Beauty & Power of Shared Experience

Recently, I was embroiled in complex (aren’t they all?) and deeply rooted conflict at the workplace. Excepting familial conflict, there are few more disheartening and frustrating dilemmas than conflict at the place. It is where we spend the second largest part of our lives, time, and investment of energy and passion.

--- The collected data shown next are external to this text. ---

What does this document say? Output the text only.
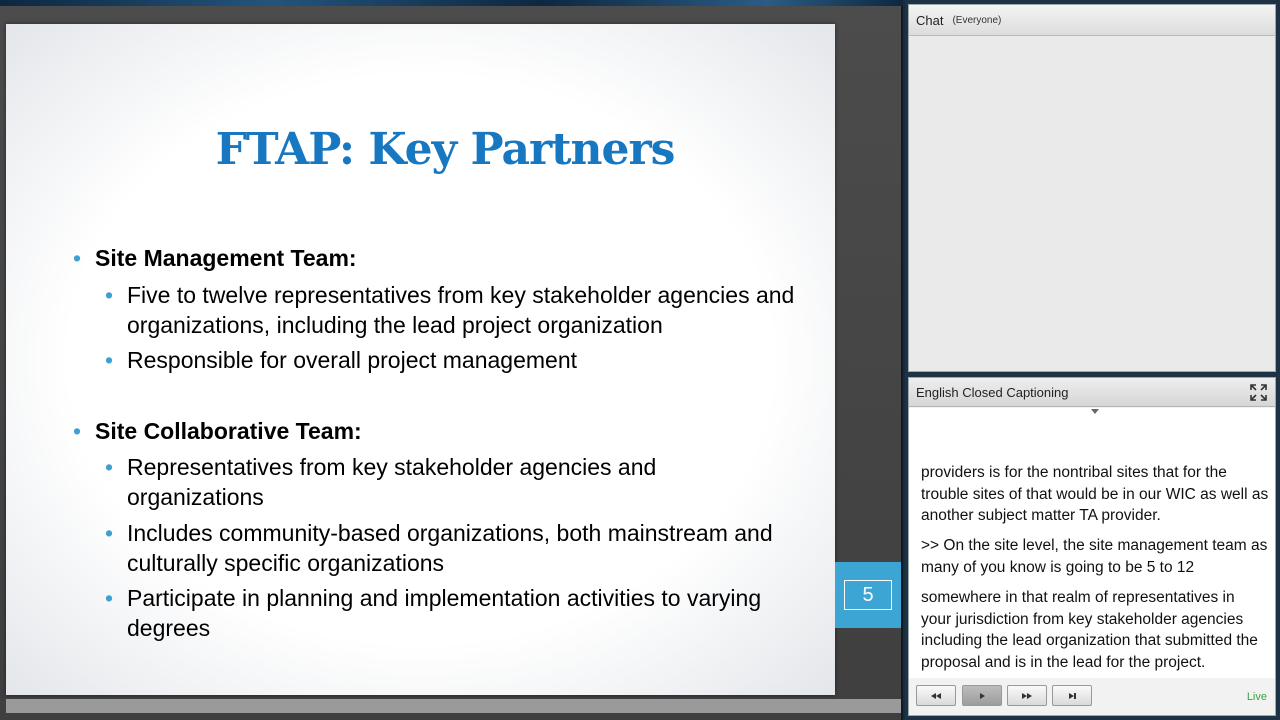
FTAP: Key Partners
• Site Management Team:
• Five to twelve representatives from key stakeholder agencies and organizations, including the lead project organization
• Responsible for overall project management
• Site Collaborative Team:
• Representatives from key stakeholder agencies and organizations
• Includes community-based organizations, both mainstream and culturally specific organizations
• Participate in planning and implementation activities to varying degrees
5
Chat (Everyone)
English Closed Captioning

providers is for the nontribal sites that for the trouble sites of that would be in our WIC as well as another subject matter TA provider.

>> On the site level, the site management team as many of you know is going to be 5 to 12

somewhere in that realm of representatives in your jurisdiction from key stakeholder agencies including the lead organization that submitted the proposal and is in the lead for the project.

Live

After nearly three and a half months of falsely playing nice in staff meetings and cordial in the hallways, out once rock-steady, trusting, and respectful relationship was at an all-time low. Admittedly, it was not the most desirous thing I wanted to do, but walked into my colleague’s classroom to share a resource. I was greeted with her wide, bright smile and in that split second I thought “Oh hell, boy, just go for it” and inquired how she was doing today. She shared her emergent teenager issues, and as I nodded in agreement a smile, too, came across my face. I felt an existential clunk as my armour dropped to the floor. I found myself seated across from her intimately sharing my current teenager status (oh, the melodrama). (Note: Both of us know quite about each other’s family status from years as colleagues and peers and so this was not as awkward as the reader may find it).

I resolve to work with my colleagues to succeed in producing the good rather than failing to produce the perfect.

-Thom Tillis

It was beautiful. We both laughed. Then we both cried. And we ended what was an awkward and lost connection with a hug and smile. A first step towards renewal.

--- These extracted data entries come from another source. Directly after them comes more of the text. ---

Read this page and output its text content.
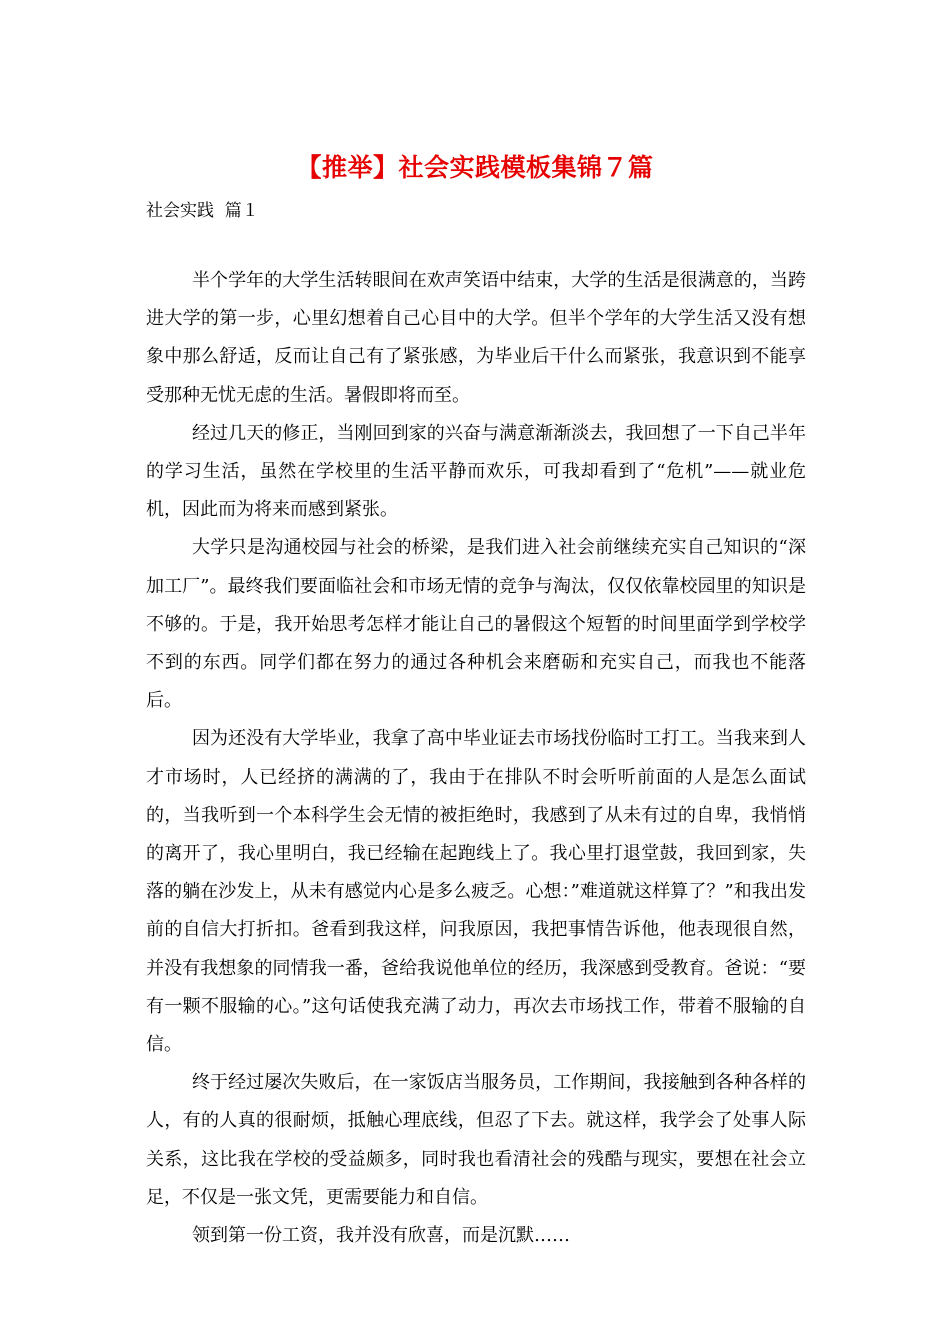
【推举】社会实践模板集锦７篇
社会实践  篇１

半个学年的大学生活转眼间在欢声笑语中结束，大学的生活是很满意的，当跨进大学的第一步，心里幻想着自己心目中的大学。但半个学年的大学生活又没有想象中那么舒适，反而让自己有了紧张感，为毕业后干什么而紧张，我意识到不能享受那种无忧无虑的生活。暑假即将而至。

经过几天的修正，当刚回到家的兴奋与满意渐渐淡去，我回想了一下自己半年的学习生活，虽然在学校里的生活平静而欢乐，可我却看到了“危机”——就业危机，因此而为将来而感到紧张。

大学只是沟通校园与社会的桥梁，是我们进入社会前继续充实自己知识的“深加工厂”。最终我们要面临社会和市场无情的竞争与淘汰，仅仅依靠校园里的知识是不够的。于是，我开始思考怎样才能让自己的暑假这个短暂的时间里面学到学校学不到的东西。同学们都在努力的通过各种机会来磨砺和充实自己，而我也不能落后。

因为还没有大学毕业，我拿了高中毕业证去市场找份临时工打工。当我来到人才市场时，人已经挤的满满的了，我由于在排队不时会听听前面的人是怎么面试的，当我听到一个本科学生会无情的被拒绝时，我感到了从未有过的自卑，我悄悄的离开了，我心里明白，我已经输在起跑线上了。我心里打退堂鼓，我回到家，失落的躺在沙发上，从未有感觉内心是多么疲乏。心想：”难道就这样算了？”和我出发前的自信大打折扣。爸看到我这样，问我原因，我把事情告诉他，他表现很自然，并没有我想象的同情我一番，爸给我说他单位的经历，我深感到受教育。爸说：“要有一颗不服输的心。”这句话使我充满了动力，再次去市场找工作，带着不服输的自信。

终于经过屡次失败后，在一家饭店当服务员，工作期间，我接触到各种各样的人，有的人真的很耐烦，抵触心理底线，但忍了下去。就这样，我学会了处事人际关系，这比我在学校的受益颇多，同时我也看清社会的残酷与现实，要想在社会立足，不仅是一张文凭，更需要能力和自信。

领到第一份工资，我并没有欣喜，而是沉默……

Could you say that our conflict is wholly resolved? It is not. But the shared experience was what brought us together to simply share space. Share a moment. Begin our re-connection, of sorts.

My learning from this? Connection above all else. Always. People first. Everything else is secondary. Caught up in my little world of justification and navel-gazing, I am reminded of what really matters to me and to her. And I suppose what really makes this true is that the other desires the same. We have re-established a relationship from which to rebuild our professional one.